Masculinity / Politics in America / Semantics

“…people who use ‘snowflake’ as an insult tend to seem pretty aggrieved themselves…”

The truth is that people who use “snowflake” as an insult tend to seem pretty aggrieved themselves — hypersensitive to dissent or complication and nursing a healthy appetite for feeling oppressed. (Hence the delight people take, lately, in making “snowflake” jokes whenever figures on the right claim to have been victimized or treated poorly; when the conservative activist Cassandra Fairbanks sued a journalist who said she had made a “white power” hand symbol, citing emotional distress, one headline read “Pro-Trump Snowflake Triggered by Tweet.”)
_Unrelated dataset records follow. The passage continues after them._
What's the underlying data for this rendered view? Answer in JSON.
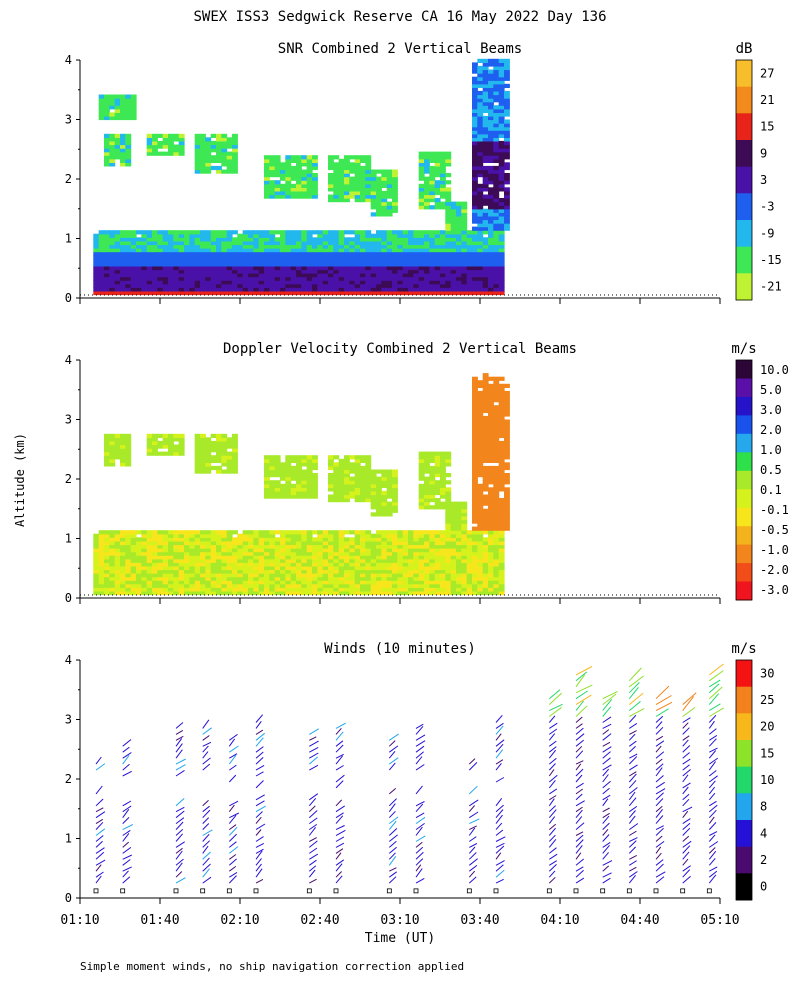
{
  "figure": {
    "title": "SWEX ISS3 Sedgwick Reserve CA  16 May 2022 Day 136",
    "ylabel": "Altitude (km)",
    "xlabel": "Time (UT)",
    "footnote": "Simple moment winds, no ship navigation correction applied"
  },
  "colors": {
    "snr_scale": [
      "#bff233",
      "#3ee855",
      "#22b8ee",
      "#1f5ff0",
      "#4a11a8",
      "#3d0b56",
      "#e8231a",
      "#f28a1c",
      "#f7bd2a"
    ],
    "vel_scale": [
      "#f0141e",
      "#f24d18",
      "#f2861c",
      "#f4b21c",
      "#f7e61c",
      "#d6f21c",
      "#a8ea2a",
      "#2ee04a",
      "#25a8ec",
      "#1a52ee",
      "#2612c8",
      "#5a0fa8",
      "#2b0636"
    ],
    "wind_scale": [
      "#000000",
      "#4a0a70",
      "#2510d8",
      "#22a6ee",
      "#23d86a",
      "#8de22a",
      "#f8b81c",
      "#f4821c",
      "#f51212"
    ]
  },
  "chart_data": [
    {
      "type": "heatmap",
      "title": "SNR Combined 2 Vertical Beams",
      "unit": "dB",
      "colorbar_labels": [
        "27",
        "21",
        "15",
        "9",
        "3",
        "-3",
        "-9",
        "-15",
        "-21"
      ],
      "colorbar_values": [
        27,
        21,
        15,
        9,
        3,
        -3,
        -9,
        -15,
        -21
      ],
      "ylim": [
        0,
        4
      ],
      "y_ticks": [
        "0",
        "1",
        "2",
        "3",
        "4"
      ],
      "xlim": [
        "01:10",
        "05:10"
      ],
      "description": "Strong SNR (9 to 21 dB) below 0.5 km all day; -21 to -3 dB layer up to ~1.1 km; sparse clouds 2-3 km before 03:50; after 03:50 deep echo to ~4 km with 3-15 dB band near 1.5-2.5 km"
    },
    {
      "type": "heatmap",
      "title": "Doppler Velocity Combined 2 Vertical Beams",
      "unit": "m/s",
      "colorbar_labels": [
        "10.0",
        "5.0",
        "3.0",
        "2.0",
        "1.0",
        "0.5",
        "0.1",
        "-0.1",
        "-0.5",
        "-1.0",
        "-2.0",
        "-3.0"
      ],
      "colorbar_values": [
        10.0,
        5.0,
        3.0,
        2.0,
        1.0,
        0.5,
        0.1,
        -0.1,
        -0.5,
        -1.0,
        -2.0,
        -3.0
      ],
      "ylim": [
        0,
        4
      ],
      "y_ticks": [
        "0",
        "1",
        "2",
        "3",
        "4"
      ],
      "xlim": [
        "01:10",
        "05:10"
      ],
      "description": "Near-zero velocities (-0.1 to 0.1 m/s) below 1.1 km; after 03:50 mostly -0.5 to -2.0 m/s up to ~3.5 km"
    },
    {
      "type": "scatter",
      "title": "Winds (10 minutes)",
      "unit": "m/s",
      "colorbar_labels": [
        "30",
        "25",
        "20",
        "15",
        "10",
        "8",
        "4",
        "2",
        "0"
      ],
      "colorbar_values": [
        30,
        25,
        20,
        15,
        10,
        8,
        4,
        2,
        0
      ],
      "ylim": [
        0,
        4
      ],
      "y_ticks": [
        "0",
        "1",
        "2",
        "3",
        "4"
      ],
      "x_ticks": [
        "01:10",
        "01:40",
        "02:10",
        "02:40",
        "03:10",
        "03:40",
        "04:10",
        "04:40",
        "05:10"
      ],
      "xlim": [
        "01:10",
        "05:10"
      ],
      "profile_times": [
        "01:16",
        "01:26",
        "01:46",
        "01:56",
        "02:06",
        "02:16",
        "02:36",
        "02:46",
        "03:06",
        "03:16",
        "03:36",
        "03:46",
        "04:06",
        "04:16",
        "04:26",
        "04:36",
        "04:46",
        "04:56",
        "05:06"
      ],
      "description": "Wind barbs mostly 2-8 m/s from the north-northwest; 10-20 m/s above 3 km after 04:00; 25-30 m/s near 3.5 km around 04:40-04:55"
    }
  ]
}
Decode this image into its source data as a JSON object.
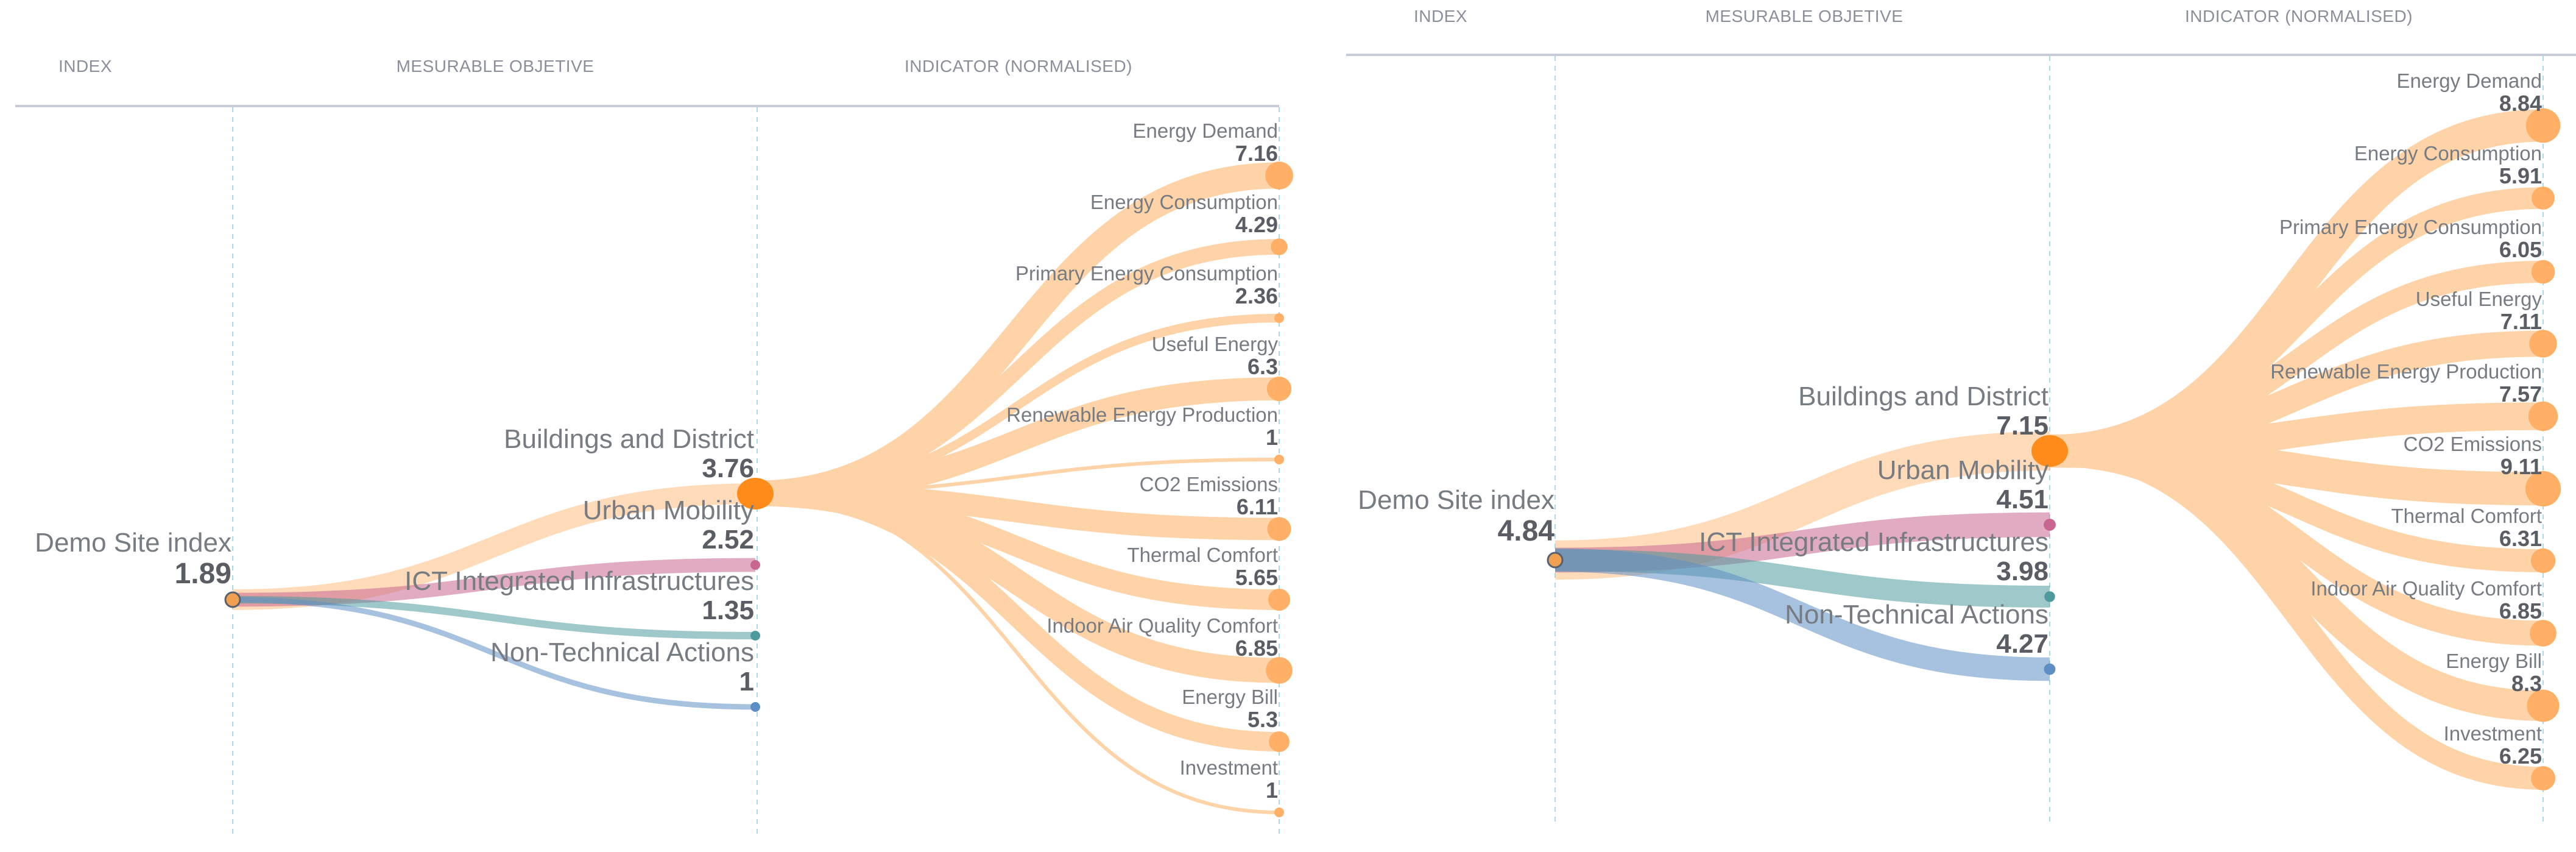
{
  "chart_data": [
    {
      "type": "tree",
      "columns": [
        "INDEX",
        "MESURABLE OBJETIVE",
        "INDICATOR (NORMALISED)"
      ],
      "root": {
        "label": "Demo Site index",
        "value": "1.89"
      },
      "objectives": [
        {
          "label": "Buildings and District",
          "value": "3.76",
          "color": "#ffbd80"
        },
        {
          "label": "Urban Mobility",
          "value": "2.52",
          "color": "#c9668f"
        },
        {
          "label": "ICT Integrated Infrastructures",
          "value": "1.35",
          "color": "#4e9a9c"
        },
        {
          "label": "Non-Technical Actions",
          "value": "1",
          "color": "#5d8fc4"
        }
      ],
      "indicators": [
        {
          "label": "Energy Demand",
          "value": "7.16"
        },
        {
          "label": "Energy Consumption",
          "value": "4.29"
        },
        {
          "label": "Primary Energy Consumption",
          "value": "2.36"
        },
        {
          "label": "Useful Energy",
          "value": "6.3"
        },
        {
          "label": "Renewable Energy Production",
          "value": "1"
        },
        {
          "label": "CO2 Emissions",
          "value": "6.11"
        },
        {
          "label": "Thermal Comfort",
          "value": "5.65"
        },
        {
          "label": "Indoor Air Quality Comfort",
          "value": "6.85"
        },
        {
          "label": "Energy Bill",
          "value": "5.3"
        },
        {
          "label": "Investment",
          "value": "1"
        }
      ]
    },
    {
      "type": "tree",
      "columns": [
        "INDEX",
        "MESURABLE OBJETIVE",
        "INDICATOR (NORMALISED)"
      ],
      "root": {
        "label": "Demo Site index",
        "value": "4.84"
      },
      "objectives": [
        {
          "label": "Buildings and District",
          "value": "7.15",
          "color": "#ffbd80"
        },
        {
          "label": "Urban Mobility",
          "value": "4.51",
          "color": "#c9668f"
        },
        {
          "label": "ICT Integrated Infrastructures",
          "value": "3.98",
          "color": "#4e9a9c"
        },
        {
          "label": "Non-Technical Actions",
          "value": "4.27",
          "color": "#5d8fc4"
        }
      ],
      "indicators": [
        {
          "label": "Energy Demand",
          "value": "8.84"
        },
        {
          "label": "Energy Consumption",
          "value": "5.91"
        },
        {
          "label": "Primary Energy Consumption",
          "value": "6.05"
        },
        {
          "label": "Useful Energy",
          "value": "7.11"
        },
        {
          "label": "Renewable Energy Production",
          "value": "7.57"
        },
        {
          "label": "CO2 Emissions",
          "value": "9.11"
        },
        {
          "label": "Thermal Comfort",
          "value": "6.31"
        },
        {
          "label": "Indoor Air Quality Comfort",
          "value": "6.85"
        },
        {
          "label": "Energy Bill",
          "value": "8.3"
        },
        {
          "label": "Investment",
          "value": "6.25"
        }
      ]
    }
  ],
  "colors": {
    "indicator_link": "#ffcc99",
    "indicator_node": "#ffb066",
    "hub": "#ff8c1a",
    "root_node": "#f0a050",
    "header_line": "#c8cbd8",
    "guide_line": "#a6dde8"
  }
}
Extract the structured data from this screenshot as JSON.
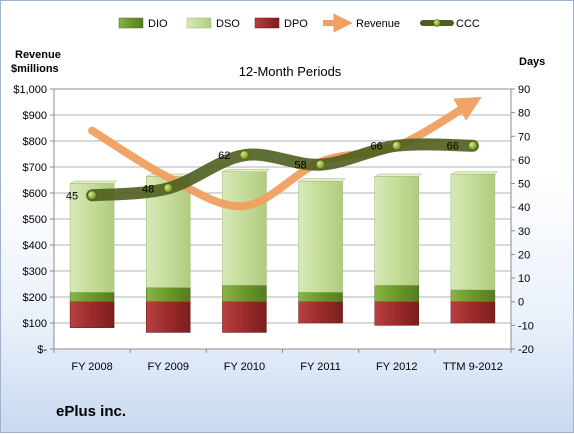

Today’s tough-guy posturing seems rooted, paradoxically, in threat and fear: fear of defeat, fear of lost status and fear that society is growing increasingly ill suited to tough-guy posturing in the first place. The narrator of “Fight Club,” source of that “snowflake” mantra, was a delusional man coping with modernity by inventing a hypermasculine alter-ego, imagining himself as the man-cult leader Tyler Durden. But making an entire alternate masculine identity is a lot of work. It’s always much easier to just call other people wimps and snowflakes — and hope they’ll be intimidated enough to melt away.

Amanda Hess, “Ice Storm”, The New York Times Magazine (18 June 2017), 13.